Chapitre 2 - Lewis

229 30 16
                                    


            Le regard fixé sur l'extérieur, je contemple le paysage qui défile par la fenêtre du fourgon sécurisé dans lequel j'ai pris place avec trois autres détenus. C'est le grand jour, celui de la presque liberté, celui de la dernière chance. Si les choses se déroulent correctement, nous aurons l'unique opportunité d'intégrer le programme de réinsertion dont on nous a si souvent vanté les mérites.

Eux, ont été choisis par l'administration pénitentiaire.

En revanche, en ce qui me concerne, la demande vient de moi et je sais que le juge est plutôt sceptique, ma renommée de brute associable m'ayant grillé de tous les côtés. Je dois donc doublement faire mes preuves, pour parvenir à corriger la putain d'image que les incalculables séjours à l'isolement m'ont collée à la peau. Plus que jamais, il me faudra tout faire pour garder mon self contrôle, quelle que soit la situation. Je veux gagner ma liberté, la vraie, celle qui me permettra de retourner m'occuper de ma mère et ma petite sœur, celle qui me laissera l'indépendance dont j'aurai besoin pour tirer mon grand frère de la merde dans laquelle il s'est fourré jusqu'au cou.

Le véhicule ralentit pour s'engager sur un vaste parking caillouteux, puis s'arrête devant une imposante grille occultée. L'un des policiers descend, arme au poing, et s'annonce auprès de ce que je suppose être un interphone. Aussitôt, trois types plutôt baraqués, tatoués de partout, apparaissent par un portillon. Ils toisent un instant notre fourgon, puis l'un d'eux parle dans un talkie-walkie. Aussitôt, la grande grille coulisse sur le côté pour nous laisser passer.

C'est la première fois depuis quatre ans que je foule un sol différent de la prison de Waupun, et je prends le temps d'en apprécier chaque détail. Un mélange de sable et de gravillons, option à retenir en cas de rixe.

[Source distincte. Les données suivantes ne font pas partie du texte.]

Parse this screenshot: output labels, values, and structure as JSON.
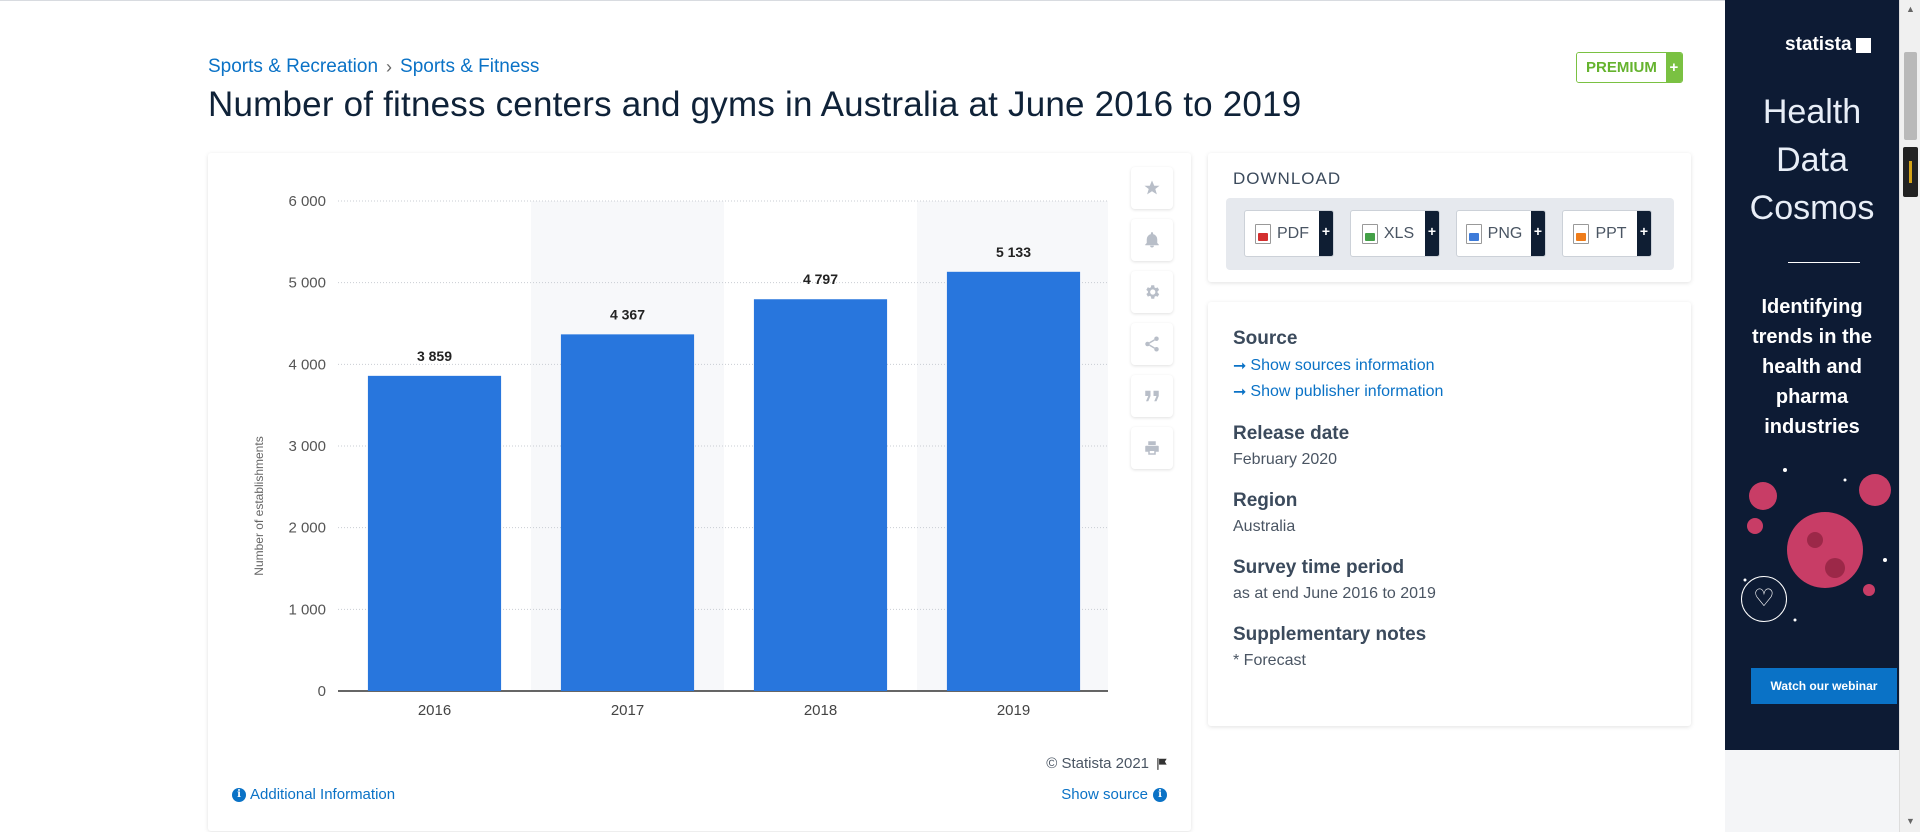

Prenant aussitôt conscience que je m'éloigne de ma résolution de conserver mon self contrôle en toute situation, je m'ébroue et relève la tête pour regarder autour de moi. Devant mes yeux, se dressent trois allées bordées de chenils, dans lesquels des chiens s'agitent bruyamment. Tournant la tête sur ma gauche jusque dans mon dos, je distingue un bâtiment devancé par deux grosses jardinières fleuries, que je suppose être l'accueil du refuge. Quelques hommes discutent près de l'entrée, tandis que d'autres balaient les allées, ratissent les chenils ou promènent des chiens.

– Hempton ! me hèle le contrôleur judiciaire en repassant la tête par la porte.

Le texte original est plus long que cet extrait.